Their latest findings come from a survey of 1,226 American adults, aged 18 and older, and was conducted November 18 – December 1, 2016. The research was funded by the 11th Hour Project, the Energy Foundation, the Grantham Foundation, and the MacArthur Foundation.
The survey found that the number of Americans “very worried” about global warming has reached a record high (19%) since first measured in 2008. A majority of Americans (61%) say they are “very” or “somewhat” worried about the issue – nearly equal to the highest level recorded in 2008 (62%).
Americans increasingly view global warming as a threat. Since Spring 2015, more Americans think it will harm people in developing countries (65%, +12 points), people in the U.S. (59%, +10 points), future generations (71%, +8 points), their own family (46%, +5 points), and themselves personally (41%, +5 points).
Other key findings included in the Yale Program on Climate Change Communication press release:
Seven in ten Americans (70%) think global warming is happening, which nearly matches the highest level (71%) recorded in 2008. By contrast, only about one in eight Americans (13%) think global warming is not Americans are also more certain it is happening – the proportion who are “extremely” or “very” sure global warming is happening (45%) is at its highest level since 2008.

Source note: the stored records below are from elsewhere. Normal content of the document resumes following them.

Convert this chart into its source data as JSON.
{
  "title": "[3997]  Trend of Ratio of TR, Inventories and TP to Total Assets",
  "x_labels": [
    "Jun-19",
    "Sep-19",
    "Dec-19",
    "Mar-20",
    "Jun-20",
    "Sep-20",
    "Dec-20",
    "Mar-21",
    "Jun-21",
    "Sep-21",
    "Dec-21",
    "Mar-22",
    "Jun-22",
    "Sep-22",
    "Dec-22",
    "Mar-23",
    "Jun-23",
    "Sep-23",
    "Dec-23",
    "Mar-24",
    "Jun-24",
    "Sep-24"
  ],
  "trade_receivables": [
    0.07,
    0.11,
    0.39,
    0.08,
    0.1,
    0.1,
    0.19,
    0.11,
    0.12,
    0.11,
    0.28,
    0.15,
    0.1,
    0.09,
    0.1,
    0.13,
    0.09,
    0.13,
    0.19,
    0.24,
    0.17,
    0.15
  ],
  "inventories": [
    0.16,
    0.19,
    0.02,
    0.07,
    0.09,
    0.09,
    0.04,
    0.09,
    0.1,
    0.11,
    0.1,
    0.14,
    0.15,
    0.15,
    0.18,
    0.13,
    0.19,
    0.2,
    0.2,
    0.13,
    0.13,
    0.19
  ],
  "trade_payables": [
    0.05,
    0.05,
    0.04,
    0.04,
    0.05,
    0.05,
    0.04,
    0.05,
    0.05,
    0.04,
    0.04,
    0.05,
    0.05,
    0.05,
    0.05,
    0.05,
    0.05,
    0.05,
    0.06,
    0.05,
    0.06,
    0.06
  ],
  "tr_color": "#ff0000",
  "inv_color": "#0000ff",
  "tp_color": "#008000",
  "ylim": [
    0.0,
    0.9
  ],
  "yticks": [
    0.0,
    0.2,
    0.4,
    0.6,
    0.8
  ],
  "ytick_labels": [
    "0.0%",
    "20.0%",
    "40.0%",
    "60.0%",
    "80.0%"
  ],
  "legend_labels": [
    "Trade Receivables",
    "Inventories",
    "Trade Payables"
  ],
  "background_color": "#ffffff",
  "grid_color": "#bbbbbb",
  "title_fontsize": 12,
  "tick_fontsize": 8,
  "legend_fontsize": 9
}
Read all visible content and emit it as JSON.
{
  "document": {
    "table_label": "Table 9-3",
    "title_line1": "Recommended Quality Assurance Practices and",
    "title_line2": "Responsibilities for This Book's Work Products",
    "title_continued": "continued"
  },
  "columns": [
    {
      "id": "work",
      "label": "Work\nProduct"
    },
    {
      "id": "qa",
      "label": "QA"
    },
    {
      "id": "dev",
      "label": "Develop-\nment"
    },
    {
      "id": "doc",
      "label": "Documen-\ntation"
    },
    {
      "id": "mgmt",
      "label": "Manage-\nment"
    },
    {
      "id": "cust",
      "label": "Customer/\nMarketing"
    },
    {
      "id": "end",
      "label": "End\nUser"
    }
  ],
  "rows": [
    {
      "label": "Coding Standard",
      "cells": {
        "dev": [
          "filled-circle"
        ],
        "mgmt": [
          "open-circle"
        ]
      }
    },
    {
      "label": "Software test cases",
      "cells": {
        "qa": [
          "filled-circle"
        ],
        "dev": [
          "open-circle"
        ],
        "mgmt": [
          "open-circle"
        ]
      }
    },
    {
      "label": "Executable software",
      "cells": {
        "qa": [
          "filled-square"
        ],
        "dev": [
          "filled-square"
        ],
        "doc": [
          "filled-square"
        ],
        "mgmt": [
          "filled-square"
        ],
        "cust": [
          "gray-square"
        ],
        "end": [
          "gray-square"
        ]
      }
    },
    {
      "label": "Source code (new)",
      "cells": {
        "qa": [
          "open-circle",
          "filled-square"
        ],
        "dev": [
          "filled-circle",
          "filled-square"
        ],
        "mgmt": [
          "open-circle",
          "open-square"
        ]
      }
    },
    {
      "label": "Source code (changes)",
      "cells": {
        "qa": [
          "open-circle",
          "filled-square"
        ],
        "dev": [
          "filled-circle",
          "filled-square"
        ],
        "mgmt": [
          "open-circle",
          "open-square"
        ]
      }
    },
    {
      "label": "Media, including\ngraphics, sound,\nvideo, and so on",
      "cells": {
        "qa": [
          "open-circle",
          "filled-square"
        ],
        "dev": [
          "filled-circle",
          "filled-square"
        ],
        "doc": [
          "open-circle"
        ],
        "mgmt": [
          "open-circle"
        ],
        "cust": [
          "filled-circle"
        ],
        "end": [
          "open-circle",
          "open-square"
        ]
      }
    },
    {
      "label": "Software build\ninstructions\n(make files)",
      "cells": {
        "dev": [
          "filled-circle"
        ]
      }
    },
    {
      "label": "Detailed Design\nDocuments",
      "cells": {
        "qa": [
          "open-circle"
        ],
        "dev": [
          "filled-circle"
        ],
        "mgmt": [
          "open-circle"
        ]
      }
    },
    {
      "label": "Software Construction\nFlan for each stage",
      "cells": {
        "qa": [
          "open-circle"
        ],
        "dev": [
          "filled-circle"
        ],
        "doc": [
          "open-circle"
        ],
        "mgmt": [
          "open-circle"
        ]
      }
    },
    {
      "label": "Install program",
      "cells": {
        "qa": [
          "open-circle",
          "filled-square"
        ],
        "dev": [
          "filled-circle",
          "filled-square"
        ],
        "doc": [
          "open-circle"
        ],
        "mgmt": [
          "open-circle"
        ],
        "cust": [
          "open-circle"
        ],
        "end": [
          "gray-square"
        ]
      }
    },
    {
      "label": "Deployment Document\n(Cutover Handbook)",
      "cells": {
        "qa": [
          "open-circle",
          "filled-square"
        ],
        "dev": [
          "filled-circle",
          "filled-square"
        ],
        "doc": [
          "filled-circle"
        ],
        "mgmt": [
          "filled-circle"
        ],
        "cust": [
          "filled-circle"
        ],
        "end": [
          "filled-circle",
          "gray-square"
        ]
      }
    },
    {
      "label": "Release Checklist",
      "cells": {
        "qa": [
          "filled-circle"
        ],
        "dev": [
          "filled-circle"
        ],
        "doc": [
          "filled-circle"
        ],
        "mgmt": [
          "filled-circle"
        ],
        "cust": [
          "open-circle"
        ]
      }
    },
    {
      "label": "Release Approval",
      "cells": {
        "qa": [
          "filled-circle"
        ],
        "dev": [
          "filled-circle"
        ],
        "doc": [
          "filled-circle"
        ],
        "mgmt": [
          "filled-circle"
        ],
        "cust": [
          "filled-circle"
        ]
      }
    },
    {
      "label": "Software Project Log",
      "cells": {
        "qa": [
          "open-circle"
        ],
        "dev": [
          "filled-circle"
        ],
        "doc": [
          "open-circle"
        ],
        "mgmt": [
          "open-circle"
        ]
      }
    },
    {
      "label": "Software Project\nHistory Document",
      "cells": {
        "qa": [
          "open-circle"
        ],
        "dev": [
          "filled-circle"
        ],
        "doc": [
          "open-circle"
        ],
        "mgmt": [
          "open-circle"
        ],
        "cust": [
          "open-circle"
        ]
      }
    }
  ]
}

Over half of Americans (55%) understand that global warming is mostly human caused, which is the highest level since 2008. By contrast, three in ten (30%) say it is due mostly to natural changes in the environment – the lowest level recorded since 2008.
Six in ten Americans (61%) say the issue of global warming is either “extremely” (10%), “very” (17%), or “somewhat” (34%) important to them personally. Four in ten (39%) say it is either “not too” (22%) or “not at all” (16%) important personally.
By a three-to-one margin, Americans say that schools should teach children about the causes, consequences, and potential solutions to global warming (76% agree vs. 24% who disagree).
“Despite the election of a president who has described global warming as a hoax, Americans are increasingly convinced global warming is happening and are more worried about it,” said lead researcher Anthony Leiserowitz, PhD. of Yale University. “This indicates that on this issue, there is a growing gap between the views of the American public and the incoming Trump administration.”